-----BEGIN PGP SIGNED MESSAGE----- Hash: SHA1
On 15 May 2004 at 13:18, Neal H. Walfield wrote:
Both the GNU and BSD C libraries offer the same API's eg; size_t fread(void *buffer, size_t size, size_t count, FILE *stream). Both use the same compiler (GCC) and so therefore that API will convert into the same ABI eg; _fread using the same parameter to stack conversion mechanism (the procedural call convention).
That is complete and utter crap.
The ABI has nothing to do with the compiler: calling conventions, etc. are established by the operating system.
No, the ABI is determined by what compiler the operating system was compiled with. C (and C++) implementations are free to choose any procedural calling convention they like. Contrast how Mingw and MSVC mangle their C++ symbols differently. Contrast even within MSVC how you can choose between three different calling conventions. On Windows at least two calling conventions are used throughout the OS depending on what the library designer felt like.

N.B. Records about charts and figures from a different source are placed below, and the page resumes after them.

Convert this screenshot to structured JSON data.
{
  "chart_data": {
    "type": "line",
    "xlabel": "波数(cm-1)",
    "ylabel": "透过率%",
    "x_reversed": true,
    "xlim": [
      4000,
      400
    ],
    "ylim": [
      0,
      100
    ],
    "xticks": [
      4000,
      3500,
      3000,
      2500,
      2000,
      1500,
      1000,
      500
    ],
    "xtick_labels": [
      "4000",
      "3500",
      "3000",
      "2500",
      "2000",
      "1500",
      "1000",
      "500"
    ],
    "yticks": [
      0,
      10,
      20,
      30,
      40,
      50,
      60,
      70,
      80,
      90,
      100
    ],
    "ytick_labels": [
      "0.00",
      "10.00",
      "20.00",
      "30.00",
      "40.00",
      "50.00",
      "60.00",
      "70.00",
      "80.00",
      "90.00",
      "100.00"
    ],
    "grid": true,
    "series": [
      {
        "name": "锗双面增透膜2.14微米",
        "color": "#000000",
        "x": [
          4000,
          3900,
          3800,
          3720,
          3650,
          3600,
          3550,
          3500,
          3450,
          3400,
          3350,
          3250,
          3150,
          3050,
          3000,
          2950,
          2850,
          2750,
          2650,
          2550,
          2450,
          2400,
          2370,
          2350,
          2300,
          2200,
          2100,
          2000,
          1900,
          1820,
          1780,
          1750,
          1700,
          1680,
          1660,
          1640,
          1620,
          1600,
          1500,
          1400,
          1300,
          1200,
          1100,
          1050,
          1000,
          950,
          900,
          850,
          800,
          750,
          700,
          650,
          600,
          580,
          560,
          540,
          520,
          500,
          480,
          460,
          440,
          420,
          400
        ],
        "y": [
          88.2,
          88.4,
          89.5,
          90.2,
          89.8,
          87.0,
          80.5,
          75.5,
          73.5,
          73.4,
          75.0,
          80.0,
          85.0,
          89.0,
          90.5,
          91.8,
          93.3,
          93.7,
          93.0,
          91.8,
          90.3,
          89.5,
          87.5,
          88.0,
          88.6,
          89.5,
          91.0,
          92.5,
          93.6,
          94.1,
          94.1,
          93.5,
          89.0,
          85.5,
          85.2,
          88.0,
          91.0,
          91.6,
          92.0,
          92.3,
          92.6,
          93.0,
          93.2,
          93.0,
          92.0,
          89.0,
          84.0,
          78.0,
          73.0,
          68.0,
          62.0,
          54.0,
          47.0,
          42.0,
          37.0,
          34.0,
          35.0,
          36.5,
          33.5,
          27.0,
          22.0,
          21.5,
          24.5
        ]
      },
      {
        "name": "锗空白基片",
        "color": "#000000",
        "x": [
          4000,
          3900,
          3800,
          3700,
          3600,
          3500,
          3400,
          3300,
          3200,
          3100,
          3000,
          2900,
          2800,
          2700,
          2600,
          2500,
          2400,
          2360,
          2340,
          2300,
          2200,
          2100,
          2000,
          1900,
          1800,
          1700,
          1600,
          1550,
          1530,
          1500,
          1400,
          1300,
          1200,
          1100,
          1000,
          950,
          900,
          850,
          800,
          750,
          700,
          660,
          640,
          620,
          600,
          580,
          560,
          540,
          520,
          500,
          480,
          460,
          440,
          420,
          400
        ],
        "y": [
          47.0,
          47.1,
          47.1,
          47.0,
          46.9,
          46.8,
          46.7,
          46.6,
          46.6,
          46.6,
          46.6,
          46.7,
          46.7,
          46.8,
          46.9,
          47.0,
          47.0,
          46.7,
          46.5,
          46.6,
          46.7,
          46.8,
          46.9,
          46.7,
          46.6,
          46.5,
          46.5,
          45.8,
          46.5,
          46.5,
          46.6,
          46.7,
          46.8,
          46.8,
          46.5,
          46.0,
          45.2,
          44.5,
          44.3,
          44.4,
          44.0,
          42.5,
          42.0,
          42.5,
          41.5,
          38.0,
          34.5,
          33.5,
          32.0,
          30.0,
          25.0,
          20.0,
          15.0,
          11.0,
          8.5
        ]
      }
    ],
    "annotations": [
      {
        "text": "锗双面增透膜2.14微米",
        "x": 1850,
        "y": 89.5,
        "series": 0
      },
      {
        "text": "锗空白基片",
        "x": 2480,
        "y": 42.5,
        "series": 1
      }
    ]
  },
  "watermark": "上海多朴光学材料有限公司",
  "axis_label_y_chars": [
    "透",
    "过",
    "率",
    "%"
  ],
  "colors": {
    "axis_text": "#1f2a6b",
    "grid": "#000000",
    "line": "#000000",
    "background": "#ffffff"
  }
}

Go read either the ANSI C or ISO C++ spec if you want confirmation of this.
Nothing guarantees that posix defined structures have the same layout or even size (and this is very much part of the ABI). Not all posix functions are actually functions, many of them may be macros. The list goes on and this does not even consider versioning schemes, library dependencies or system trap calling conventions.
In the fread() example above, FILE is an opaque pointer. It could contain anything. For major structures eg; struct stat one finds an amazing invariance of fields and their order. If the structure packing were different one might have a problem, but again everyone using GCC solves that.
I only know this because I run my Linux and FreeBSD inside VMWare with them working on a common project tree on Windows via samba. I sometimes forget which machine I'm typing into and use the wrong object files and most unfortunately it'll sometimes link and run - though with weird runtime errors.